Variables | Dental caries | COR | AOR | P | |
---|---|---|---|---|---|
Negative (%) | Positive (%) | ||||
Father education | |||||
No school | 8.920 | 6.573 | 1 | 1 | <0.0001* |
Did not pass elementary school | 0.000 | 0.469 | 4.034 | 4.528 | |
Graduated from elementary school or equivalent | 2.817 | 5.164 | 2.379 | 2.803 | |
Graduated junior high school/equivalent | 1.878 | 4.225 | 2.839 | 2.926 | |
High school graduation/equivalent | 11.737 | 15.023 | 1.714 | 1.686 | |
Graduated higher education (diploma, S1, S2, and S3) | 15.962 | 17.840 | 1.501 | 1.688 | |
There are no adult men in the house | 5.634 | 3.756 | 0.914 | 0.854 | |
Soda consumption frequency | |||||
Never | 27.700 | 29.577 | 1 | 1 | <0.0001* |
Several times a month | 11.737 | 10.329 | 0.827 | 0.853 | |
Once in a week | 2.817 | 6.103 | 1.946 | 2.058 | |
Several times a week | 2.817 | 2.817 | 0.937 | 0.862 | |
Everyday | 1.408 | 4.225 | 2.543 | 3.301 | |
Several times a day | 0.469 | 0.000 | 0.312 | 0.298 | |
Toothbrush user | |||||
Yes | 0.469 | 0.000 | 1 | 1 | <0.0001* |
No | 46.479 | 53.052 | 3.422 | 1.699 |
*Significant.

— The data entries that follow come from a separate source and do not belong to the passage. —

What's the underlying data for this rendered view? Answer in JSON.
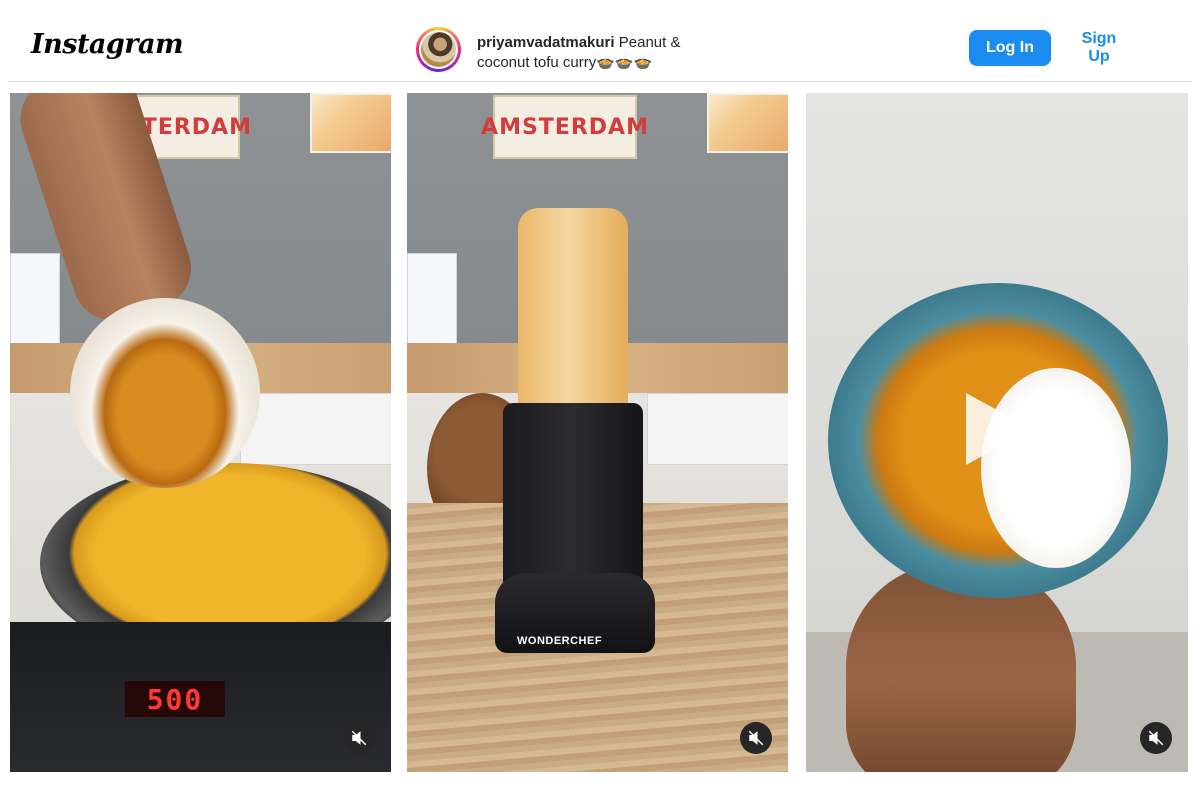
{
  "header": {
    "logo_text": "Instagram",
    "username": "priyamvadatmakuri",
    "caption": "Peanut & coconut tofu curry🍲🍲🍲",
    "login_label": "Log In",
    "signup_label": "Sign Up"
  },
  "colors": {
    "primary_button": "#1a8cf0",
    "link": "#1a8cf0",
    "text": "#262626"
  },
  "posts": [
    {
      "name": "reel-1",
      "scene": "tofu-into-pan",
      "sign_text": "AMSTERDAM",
      "display_text": "500",
      "brand_text": "",
      "mute_icon": "muted-speaker-icon"
    },
    {
      "name": "reel-2",
      "scene": "blender",
      "sign_text": "AMSTERDAM",
      "display_text": "",
      "brand_text": "WONDERCHEF",
      "mute_icon": "muted-speaker-icon"
    },
    {
      "name": "reel-3",
      "scene": "curry-bowl",
      "sign_text": "",
      "display_text": "",
      "brand_text": "",
      "mute_icon": "muted-speaker-icon",
      "play_icon": "play-icon"
    }
  ]
}
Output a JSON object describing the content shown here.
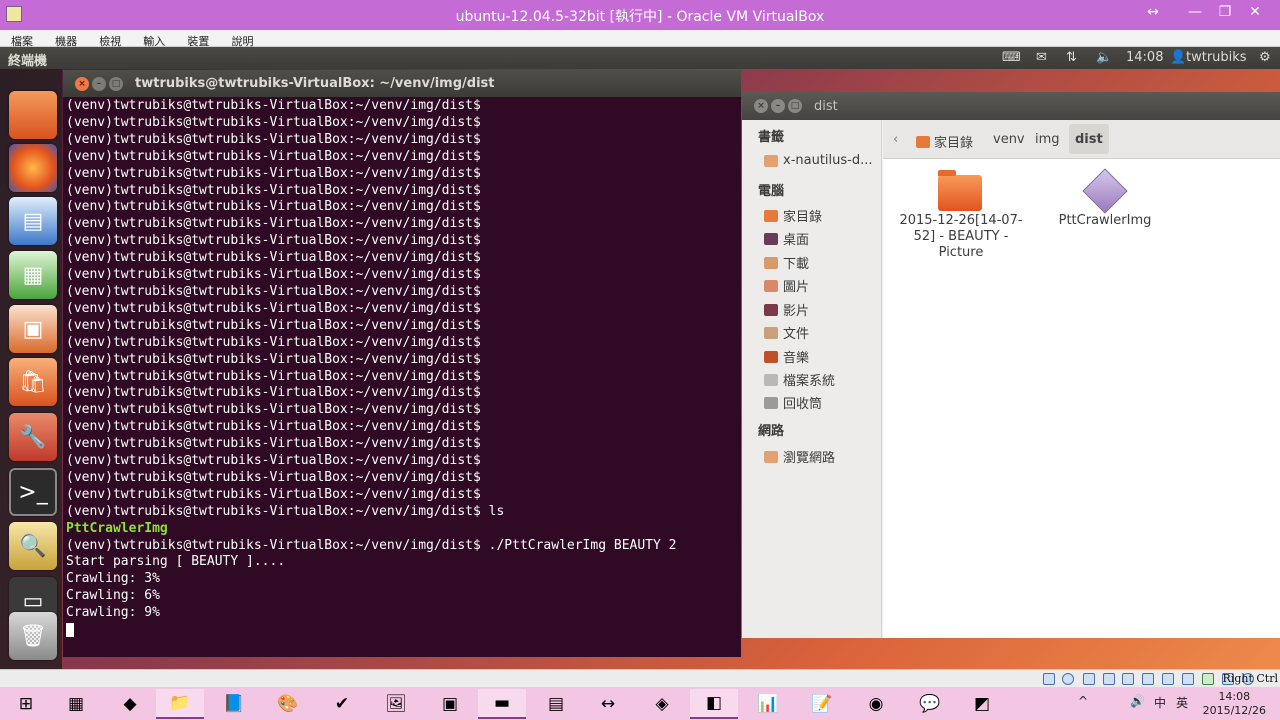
{
  "host_window": {
    "title": "ubuntu-12.04.5-32bit [執行中] - Oracle VM VirtualBox",
    "buttons": {
      "resize": "↔",
      "minimize": "—",
      "maximize": "❐",
      "close": "✕"
    }
  },
  "vbox_menu": [
    "檔案",
    "機器",
    "檢視",
    "輸入",
    "裝置",
    "說明"
  ],
  "ubuntu_panel": {
    "app_title": "終端機",
    "time": "14:08",
    "user": "twtrubiks",
    "icons": [
      "keyboard-icon",
      "mail-icon",
      "network-icon",
      "volume-icon",
      "user-icon",
      "gear-icon"
    ]
  },
  "launcher": {
    "items": [
      "files",
      "firefox",
      "writer",
      "calc",
      "impress",
      "software-center",
      "settings",
      "terminal",
      "image-viewer",
      "workspaces",
      "trash"
    ]
  },
  "terminal": {
    "title": "twtrubiks@twtrubiks-VirtualBox: ~/venv/img/dist",
    "lines": [
      "(venv)twtrubiks@twtrubiks-VirtualBox:~/venv/img/dist$",
      "(venv)twtrubiks@twtrubiks-VirtualBox:~/venv/img/dist$",
      "(venv)twtrubiks@twtrubiks-VirtualBox:~/venv/img/dist$",
      "(venv)twtrubiks@twtrubiks-VirtualBox:~/venv/img/dist$",
      "(venv)twtrubiks@twtrubiks-VirtualBox:~/venv/img/dist$",
      "(venv)twtrubiks@twtrubiks-VirtualBox:~/venv/img/dist$",
      "(venv)twtrubiks@twtrubiks-VirtualBox:~/venv/img/dist$",
      "(venv)twtrubiks@twtrubiks-VirtualBox:~/venv/img/dist$",
      "(venv)twtrubiks@twtrubiks-VirtualBox:~/venv/img/dist$",
      "(venv)twtrubiks@twtrubiks-VirtualBox:~/venv/img/dist$",
      "(venv)twtrubiks@twtrubiks-VirtualBox:~/venv/img/dist$",
      "(venv)twtrubiks@twtrubiks-VirtualBox:~/venv/img/dist$",
      "(venv)twtrubiks@twtrubiks-VirtualBox:~/venv/img/dist$",
      "(venv)twtrubiks@twtrubiks-VirtualBox:~/venv/img/dist$",
      "(venv)twtrubiks@twtrubiks-VirtualBox:~/venv/img/dist$",
      "(venv)twtrubiks@twtrubiks-VirtualBox:~/venv/img/dist$",
      "(venv)twtrubiks@twtrubiks-VirtualBox:~/venv/img/dist$",
      "(venv)twtrubiks@twtrubiks-VirtualBox:~/venv/img/dist$",
      "(venv)twtrubiks@twtrubiks-VirtualBox:~/venv/img/dist$",
      "(venv)twtrubiks@twtrubiks-VirtualBox:~/venv/img/dist$",
      "(venv)twtrubiks@twtrubiks-VirtualBox:~/venv/img/dist$",
      "(venv)twtrubiks@twtrubiks-VirtualBox:~/venv/img/dist$",
      "(venv)twtrubiks@twtrubiks-VirtualBox:~/venv/img/dist$",
      "(venv)twtrubiks@twtrubiks-VirtualBox:~/venv/img/dist$",
      "(venv)twtrubiks@twtrubiks-VirtualBox:~/venv/img/dist$ ls",
      "PttCrawlerImg",
      "(venv)twtrubiks@twtrubiks-VirtualBox:~/venv/img/dist$ ./PttCrawlerImg BEAUTY 2",
      "Start parsing [ BEAUTY ]....",
      "Crawling: 3%",
      "Crawling: 6%",
      "Crawling: 9%"
    ],
    "highlight_line": "PttCrawlerImg"
  },
  "file_manager": {
    "title": "dist",
    "sections": {
      "bookmarks": "書籤",
      "computer": "電腦",
      "network": "網路"
    },
    "bookmark_items": [
      "x-nautilus-d..."
    ],
    "computer_items": [
      "家目錄",
      "桌面",
      "下載",
      "圖片",
      "影片",
      "文件",
      "音樂",
      "檔案系統",
      "回收筒"
    ],
    "network_items": [
      "瀏覽網路"
    ],
    "breadcrumb": [
      "家目錄",
      "venv",
      "img",
      "dist"
    ],
    "files": [
      {
        "name_lines": [
          "2015-12-26[14-07-",
          "52] - BEAUTY -",
          "Picture"
        ],
        "icon": "folder-icon"
      },
      {
        "name_lines": [
          "PttCrawlerImg"
        ],
        "icon": "package-icon"
      }
    ]
  },
  "vbox_status": {
    "host_key": "Right Ctrl"
  },
  "taskbar": {
    "tray": [
      "^",
      "🔊",
      "中",
      "英"
    ],
    "clock_time": "14:08",
    "clock_date": "2015/12/26"
  }
}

AOR: Adjusted odds ratio; COR: Crude odds ratio
Discussion
Surabaya is the second-most populous city in Indonesia with 2,848,583 people recorded in the chartered city limits in the 2015 census with the extended metropolitan development area called Gerbangkertosusila (derived from Gresik-Bangkalan-Mojokerto-Surabaya-Sidoarjo-Lamongan). It adds more than 12 million inhabitants in several cities and around 50 districts spread over noncontiguous urban areas, including Gresik, Sidoarjo, Mojokerto, and Pasuruan regencies. Although the central government of Indonesia recognizes only the metropolitan area (Surabaya, Gresik, and Sidarjo) as greater Surabaya (Zona Surabaya Raya) with a population of 8,319,229, Surabaya is now the second-largest metropolitan area in Indonesia. The city is highly urbanized with industries centralized in the city, and it contains slums. Surabaya is an old city that has expanded overtime, and its population continues to grow at roughly 0.52% per year.[23]

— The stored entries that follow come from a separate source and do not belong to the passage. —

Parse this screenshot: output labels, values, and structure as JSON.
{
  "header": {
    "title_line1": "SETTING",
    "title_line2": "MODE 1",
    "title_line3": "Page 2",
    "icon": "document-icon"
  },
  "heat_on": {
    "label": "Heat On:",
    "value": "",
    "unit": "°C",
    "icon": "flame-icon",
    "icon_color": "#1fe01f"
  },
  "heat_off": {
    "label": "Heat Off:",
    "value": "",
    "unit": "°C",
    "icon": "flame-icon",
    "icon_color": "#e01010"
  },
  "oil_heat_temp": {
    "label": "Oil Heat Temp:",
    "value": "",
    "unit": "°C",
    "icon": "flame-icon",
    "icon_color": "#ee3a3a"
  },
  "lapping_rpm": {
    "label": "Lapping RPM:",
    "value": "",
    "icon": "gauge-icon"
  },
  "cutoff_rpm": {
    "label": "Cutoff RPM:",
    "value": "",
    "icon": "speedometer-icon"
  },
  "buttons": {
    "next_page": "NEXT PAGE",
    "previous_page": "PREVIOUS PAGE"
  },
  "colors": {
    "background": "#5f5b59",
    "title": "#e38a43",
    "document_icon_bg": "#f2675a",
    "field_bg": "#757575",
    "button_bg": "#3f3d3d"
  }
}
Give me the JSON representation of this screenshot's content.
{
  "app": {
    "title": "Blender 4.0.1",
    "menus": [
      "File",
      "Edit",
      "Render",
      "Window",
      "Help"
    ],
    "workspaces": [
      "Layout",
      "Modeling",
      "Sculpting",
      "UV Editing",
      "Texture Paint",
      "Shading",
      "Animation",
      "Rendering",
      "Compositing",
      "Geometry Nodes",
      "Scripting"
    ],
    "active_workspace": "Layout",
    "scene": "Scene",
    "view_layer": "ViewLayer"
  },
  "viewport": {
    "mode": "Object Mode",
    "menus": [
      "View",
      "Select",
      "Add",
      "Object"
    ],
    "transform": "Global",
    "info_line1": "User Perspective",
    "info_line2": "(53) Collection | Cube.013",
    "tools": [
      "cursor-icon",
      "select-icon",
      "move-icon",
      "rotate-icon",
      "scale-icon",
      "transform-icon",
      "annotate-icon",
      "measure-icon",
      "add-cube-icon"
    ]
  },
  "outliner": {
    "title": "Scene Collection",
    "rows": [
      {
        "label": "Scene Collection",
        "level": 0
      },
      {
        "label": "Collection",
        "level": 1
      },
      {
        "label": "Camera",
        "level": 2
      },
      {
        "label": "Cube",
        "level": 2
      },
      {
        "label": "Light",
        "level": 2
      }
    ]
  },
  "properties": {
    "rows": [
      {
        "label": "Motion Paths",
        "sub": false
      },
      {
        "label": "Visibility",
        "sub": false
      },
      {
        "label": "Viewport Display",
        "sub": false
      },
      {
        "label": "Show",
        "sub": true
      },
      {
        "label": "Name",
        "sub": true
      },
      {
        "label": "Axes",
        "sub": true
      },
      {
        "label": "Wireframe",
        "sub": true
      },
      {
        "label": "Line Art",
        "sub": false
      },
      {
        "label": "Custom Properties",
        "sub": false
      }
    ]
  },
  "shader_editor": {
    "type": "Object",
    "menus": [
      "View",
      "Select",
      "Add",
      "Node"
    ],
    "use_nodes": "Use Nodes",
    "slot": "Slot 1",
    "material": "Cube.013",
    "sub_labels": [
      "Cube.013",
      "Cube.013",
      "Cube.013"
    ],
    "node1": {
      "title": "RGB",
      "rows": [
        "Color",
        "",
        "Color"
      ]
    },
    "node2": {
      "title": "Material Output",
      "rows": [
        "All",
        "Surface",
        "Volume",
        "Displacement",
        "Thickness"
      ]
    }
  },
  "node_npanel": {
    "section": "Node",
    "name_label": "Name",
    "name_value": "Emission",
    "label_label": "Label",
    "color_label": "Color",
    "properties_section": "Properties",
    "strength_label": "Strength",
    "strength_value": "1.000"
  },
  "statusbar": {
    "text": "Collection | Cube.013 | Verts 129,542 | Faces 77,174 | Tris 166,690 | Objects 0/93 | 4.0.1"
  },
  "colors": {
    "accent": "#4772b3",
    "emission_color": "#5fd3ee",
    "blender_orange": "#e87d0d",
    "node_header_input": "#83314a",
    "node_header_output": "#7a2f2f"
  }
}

In Surabaya, there is a scarcity of data on dental caries in primary schoolchildren. Dental caries is a common health problem among primary schoolchildren. The prevalence of dental caries found in the present study was 53%. The caries prevalence was higher than studies carried out in Gunung Anyar Surabaya in 2014 (30.8%).[24] However, the caries prevalence was equal to the results of a study conducted in Nepal (52%)[25] but higher than the study conducted in Tanzania (17.6%),[26] Ethiopia (36.3%–48.1%),[8,27] and Nigeria (35.5%),[14] yet lower than India (77%).[28] The difference could be due to difference in knowledge, attitude, and practices (KAPs) on oral hygiene as our study was undertaken among urban school children.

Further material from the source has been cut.